7. Pour contester, dans sa demande présentée le 7 juillet 2019 devant le tribunal administratif de Versailles, la décision du 8 mars 2019 par laquelle le garde des sceaux, ministre de la justice avait rejeté sa demande de reprise d'ancienneté, M. A... faisait valoir la nécessaire prise en compte de ses fonctions exercées en tant qu'adjoint de sécurité non titulaire jusqu'au 16 octobre 2016 et précisait avoir quitté ces fonctions afin de pouvoir commencer sa scolarité à l'ENAP le 17 octobre 2016. Sa demande satisfaisait ainsi à l'exigence de motivation requise par l'article R. 411-1 du code de justice administrative. Par suite, sans qu'il soit besoin de se prononcer sur les autres moyens de son appel, M. A... est fondé à demander l'annulation de l'ordonnance du 12 septembre 2019 par laquelle le président de la 9ème chambre du tribunal administratif de Versailles a retenu que sa demande était dépourvue de l'exposé de tout moyen et l'a rejetée comme manifestement irrecevable.

8. Il y a lieu d'évoquer et de statuer immédiatement sur la demande présentée par M. A... devant le tribunal administratif de Versailles.
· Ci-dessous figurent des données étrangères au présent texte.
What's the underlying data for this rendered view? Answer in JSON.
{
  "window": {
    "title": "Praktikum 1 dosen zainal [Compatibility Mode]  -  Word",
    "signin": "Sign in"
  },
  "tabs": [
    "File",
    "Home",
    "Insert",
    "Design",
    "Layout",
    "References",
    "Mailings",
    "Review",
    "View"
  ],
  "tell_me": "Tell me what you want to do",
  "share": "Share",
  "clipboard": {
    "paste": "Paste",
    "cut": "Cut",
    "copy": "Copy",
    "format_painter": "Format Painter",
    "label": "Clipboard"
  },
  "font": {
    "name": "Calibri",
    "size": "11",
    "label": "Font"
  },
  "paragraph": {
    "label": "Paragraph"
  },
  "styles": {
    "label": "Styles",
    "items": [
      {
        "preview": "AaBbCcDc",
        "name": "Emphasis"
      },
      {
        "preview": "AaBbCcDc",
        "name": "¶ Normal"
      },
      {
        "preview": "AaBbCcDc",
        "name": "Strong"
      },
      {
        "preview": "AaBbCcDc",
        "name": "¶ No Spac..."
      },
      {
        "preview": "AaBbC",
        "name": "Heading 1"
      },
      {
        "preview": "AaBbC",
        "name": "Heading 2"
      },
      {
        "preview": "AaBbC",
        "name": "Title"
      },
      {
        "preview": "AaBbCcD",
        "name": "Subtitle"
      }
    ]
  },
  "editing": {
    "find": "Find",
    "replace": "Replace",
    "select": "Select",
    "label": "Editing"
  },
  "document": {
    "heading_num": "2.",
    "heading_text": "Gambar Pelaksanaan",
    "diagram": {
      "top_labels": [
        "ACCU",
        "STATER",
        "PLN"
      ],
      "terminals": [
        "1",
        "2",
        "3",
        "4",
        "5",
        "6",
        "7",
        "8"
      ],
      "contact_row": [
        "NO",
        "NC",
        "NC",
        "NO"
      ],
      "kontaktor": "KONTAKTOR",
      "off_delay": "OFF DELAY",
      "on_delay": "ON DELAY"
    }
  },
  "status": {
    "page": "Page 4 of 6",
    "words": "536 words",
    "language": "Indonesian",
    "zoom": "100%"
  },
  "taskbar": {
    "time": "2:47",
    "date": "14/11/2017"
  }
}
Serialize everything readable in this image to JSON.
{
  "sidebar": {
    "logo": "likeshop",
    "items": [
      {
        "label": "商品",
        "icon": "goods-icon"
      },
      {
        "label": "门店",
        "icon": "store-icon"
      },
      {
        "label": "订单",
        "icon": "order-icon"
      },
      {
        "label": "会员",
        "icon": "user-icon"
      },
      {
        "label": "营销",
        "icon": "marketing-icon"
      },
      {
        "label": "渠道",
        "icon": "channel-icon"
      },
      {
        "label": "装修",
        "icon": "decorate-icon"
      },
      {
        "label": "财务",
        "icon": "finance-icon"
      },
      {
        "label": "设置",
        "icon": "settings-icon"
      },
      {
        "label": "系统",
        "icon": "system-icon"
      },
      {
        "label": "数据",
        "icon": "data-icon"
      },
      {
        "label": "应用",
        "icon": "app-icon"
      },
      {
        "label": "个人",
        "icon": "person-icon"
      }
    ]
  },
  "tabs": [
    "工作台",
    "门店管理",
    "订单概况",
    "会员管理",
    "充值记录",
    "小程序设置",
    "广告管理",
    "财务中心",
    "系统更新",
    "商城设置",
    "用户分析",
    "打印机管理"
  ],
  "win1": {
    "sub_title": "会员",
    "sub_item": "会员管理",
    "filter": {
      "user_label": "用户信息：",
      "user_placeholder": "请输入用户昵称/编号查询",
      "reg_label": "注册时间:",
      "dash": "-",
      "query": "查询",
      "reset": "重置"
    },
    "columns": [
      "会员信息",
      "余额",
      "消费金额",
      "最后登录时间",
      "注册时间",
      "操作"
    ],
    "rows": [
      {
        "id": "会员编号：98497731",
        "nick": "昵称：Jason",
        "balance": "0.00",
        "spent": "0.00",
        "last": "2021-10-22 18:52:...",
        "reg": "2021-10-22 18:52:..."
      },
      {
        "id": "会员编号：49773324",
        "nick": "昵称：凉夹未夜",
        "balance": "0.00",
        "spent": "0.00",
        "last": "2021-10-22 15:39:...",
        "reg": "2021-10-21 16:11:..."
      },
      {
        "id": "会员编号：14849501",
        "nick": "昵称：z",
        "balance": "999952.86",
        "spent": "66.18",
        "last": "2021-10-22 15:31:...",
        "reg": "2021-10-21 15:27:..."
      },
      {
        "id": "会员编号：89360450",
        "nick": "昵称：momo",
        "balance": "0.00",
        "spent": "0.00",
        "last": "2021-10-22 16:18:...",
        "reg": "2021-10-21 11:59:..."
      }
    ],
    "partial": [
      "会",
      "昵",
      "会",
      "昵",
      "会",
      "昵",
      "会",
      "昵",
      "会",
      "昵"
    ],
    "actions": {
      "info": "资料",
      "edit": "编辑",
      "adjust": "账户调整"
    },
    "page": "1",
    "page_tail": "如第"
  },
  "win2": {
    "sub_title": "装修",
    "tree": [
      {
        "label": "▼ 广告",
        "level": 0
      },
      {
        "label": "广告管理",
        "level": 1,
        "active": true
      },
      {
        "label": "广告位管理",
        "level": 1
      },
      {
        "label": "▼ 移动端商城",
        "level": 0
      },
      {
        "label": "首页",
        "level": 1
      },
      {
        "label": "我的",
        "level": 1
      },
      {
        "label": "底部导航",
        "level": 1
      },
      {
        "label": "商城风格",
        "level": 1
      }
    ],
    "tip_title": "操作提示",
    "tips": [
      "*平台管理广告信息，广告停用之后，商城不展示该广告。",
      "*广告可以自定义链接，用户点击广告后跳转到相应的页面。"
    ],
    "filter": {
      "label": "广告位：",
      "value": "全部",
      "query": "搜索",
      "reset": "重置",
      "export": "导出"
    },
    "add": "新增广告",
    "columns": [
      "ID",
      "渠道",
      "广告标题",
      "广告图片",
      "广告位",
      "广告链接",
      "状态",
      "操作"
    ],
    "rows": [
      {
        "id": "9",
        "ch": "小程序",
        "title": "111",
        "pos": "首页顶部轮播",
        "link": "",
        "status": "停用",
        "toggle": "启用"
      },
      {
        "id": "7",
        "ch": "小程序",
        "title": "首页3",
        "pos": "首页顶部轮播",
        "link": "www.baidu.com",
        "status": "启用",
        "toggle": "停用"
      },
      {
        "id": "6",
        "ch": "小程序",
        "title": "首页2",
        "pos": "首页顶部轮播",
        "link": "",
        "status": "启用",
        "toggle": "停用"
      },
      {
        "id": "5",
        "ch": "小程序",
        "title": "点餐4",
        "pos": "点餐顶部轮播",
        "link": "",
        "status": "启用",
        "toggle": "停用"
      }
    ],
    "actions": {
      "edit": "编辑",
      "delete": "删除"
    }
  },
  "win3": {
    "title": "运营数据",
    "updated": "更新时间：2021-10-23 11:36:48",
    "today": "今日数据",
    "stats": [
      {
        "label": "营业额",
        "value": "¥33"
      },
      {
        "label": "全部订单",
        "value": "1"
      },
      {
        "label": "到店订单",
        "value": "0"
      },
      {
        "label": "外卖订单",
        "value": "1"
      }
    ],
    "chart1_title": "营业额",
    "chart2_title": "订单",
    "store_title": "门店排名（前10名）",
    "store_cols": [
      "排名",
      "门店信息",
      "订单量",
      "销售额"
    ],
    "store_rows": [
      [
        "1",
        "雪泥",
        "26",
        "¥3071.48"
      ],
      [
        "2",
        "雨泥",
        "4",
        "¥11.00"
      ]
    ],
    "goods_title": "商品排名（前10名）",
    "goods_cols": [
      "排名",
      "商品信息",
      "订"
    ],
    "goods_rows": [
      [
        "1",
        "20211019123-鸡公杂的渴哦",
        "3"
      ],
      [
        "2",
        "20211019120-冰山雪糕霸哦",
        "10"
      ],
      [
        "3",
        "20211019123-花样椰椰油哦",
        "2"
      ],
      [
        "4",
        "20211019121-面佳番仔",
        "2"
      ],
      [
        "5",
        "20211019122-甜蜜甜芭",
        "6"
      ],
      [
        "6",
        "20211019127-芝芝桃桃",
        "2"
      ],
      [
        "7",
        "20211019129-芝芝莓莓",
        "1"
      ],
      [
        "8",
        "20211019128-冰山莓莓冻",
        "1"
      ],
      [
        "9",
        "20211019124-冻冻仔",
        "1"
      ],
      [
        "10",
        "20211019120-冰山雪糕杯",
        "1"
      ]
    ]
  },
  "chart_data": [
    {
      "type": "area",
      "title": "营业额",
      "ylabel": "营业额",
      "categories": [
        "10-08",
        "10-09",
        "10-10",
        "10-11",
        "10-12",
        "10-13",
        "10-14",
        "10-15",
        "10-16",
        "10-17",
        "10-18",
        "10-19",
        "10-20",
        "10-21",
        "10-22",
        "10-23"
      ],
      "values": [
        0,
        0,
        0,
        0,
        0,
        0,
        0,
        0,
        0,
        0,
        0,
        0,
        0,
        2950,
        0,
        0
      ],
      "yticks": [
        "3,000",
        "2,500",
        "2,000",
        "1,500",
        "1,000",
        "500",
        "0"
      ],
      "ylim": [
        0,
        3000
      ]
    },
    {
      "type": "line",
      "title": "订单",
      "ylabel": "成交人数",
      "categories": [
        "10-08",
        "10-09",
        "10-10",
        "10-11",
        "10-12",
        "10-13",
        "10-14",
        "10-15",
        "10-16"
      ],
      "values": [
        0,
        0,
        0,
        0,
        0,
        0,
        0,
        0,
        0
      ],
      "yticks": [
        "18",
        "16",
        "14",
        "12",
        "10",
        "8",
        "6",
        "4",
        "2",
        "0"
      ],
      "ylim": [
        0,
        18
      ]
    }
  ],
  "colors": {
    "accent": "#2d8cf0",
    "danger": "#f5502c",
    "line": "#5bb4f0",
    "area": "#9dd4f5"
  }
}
9. Il ressort des pièces du dossier que M. A... a présenté sa démission de ses fonctions d'adjoint de sécurité non titulaire exercées au commissariat de Chartres à compter du 16 octobre 2016 dans le but de commencer sa scolarité à l'ENAP le lendemain. Ainsi, à la date de sa nomination le 17 octobre 2016 en qualité d'élève surveillant, M. A... devait être regardé comme ayant conservé la qualité d'agent non titulaire de l'Etat pour l'application des dispositions de l'article 10 du décret du 14 avril 2006. Dès lors, en refusant de prendre en compte, par la décision attaquée du 8 mars 2019, les services de M. A... effectués en qualité d'adjoint de sécurité du 2 novembre 2010 au 16 octobre 2016 pour procéder au classement de l'intéressé dans le corps des personnels d'encadrement et d'application du personnel de surveillance de l'administration pénitentiaire, le garde des sceaux, ministre de la justice a fait une inexacte application du décret du 14 avril 2006. Par suite, M. A... est fondé à demander l'annulation pour excès de pouvoir de la décision du 8 mars 2019 qu'il attaque.

10. Il y a lieu, dans les circonstances de l'espèce, de mettre à la charge de l'Etat la somme de 4 500 euros à verser à M. A..., au titre des dispositions de l'article L. 761-1 du code de justice administrative pour l'ensemble de la procédure.

D E C I D E :

--------------

Article 1er : L'arrêt n° 19VE03491 de la cour administrative d'appel de Versailles du 9 juillet 2021 est annulé.

Article 2 : L'ordonnance n° 1905320 du 12 septembre 2019 du président de la 9ème chambre du tribunal administratif de Versailles est annulée.

Article 3 : La décision du 8 mars 2019 du garde des sceaux, ministre de la justice, est annulée.

Article 4 : L'Etat versera à M. A... une somme de 4 500 euros au titre de l'article L. 761-1 du code de justice administrative.

Article 5 : La présente décision sera notifiée à M. B... A... et au garde des sceaux, ministre de la justice.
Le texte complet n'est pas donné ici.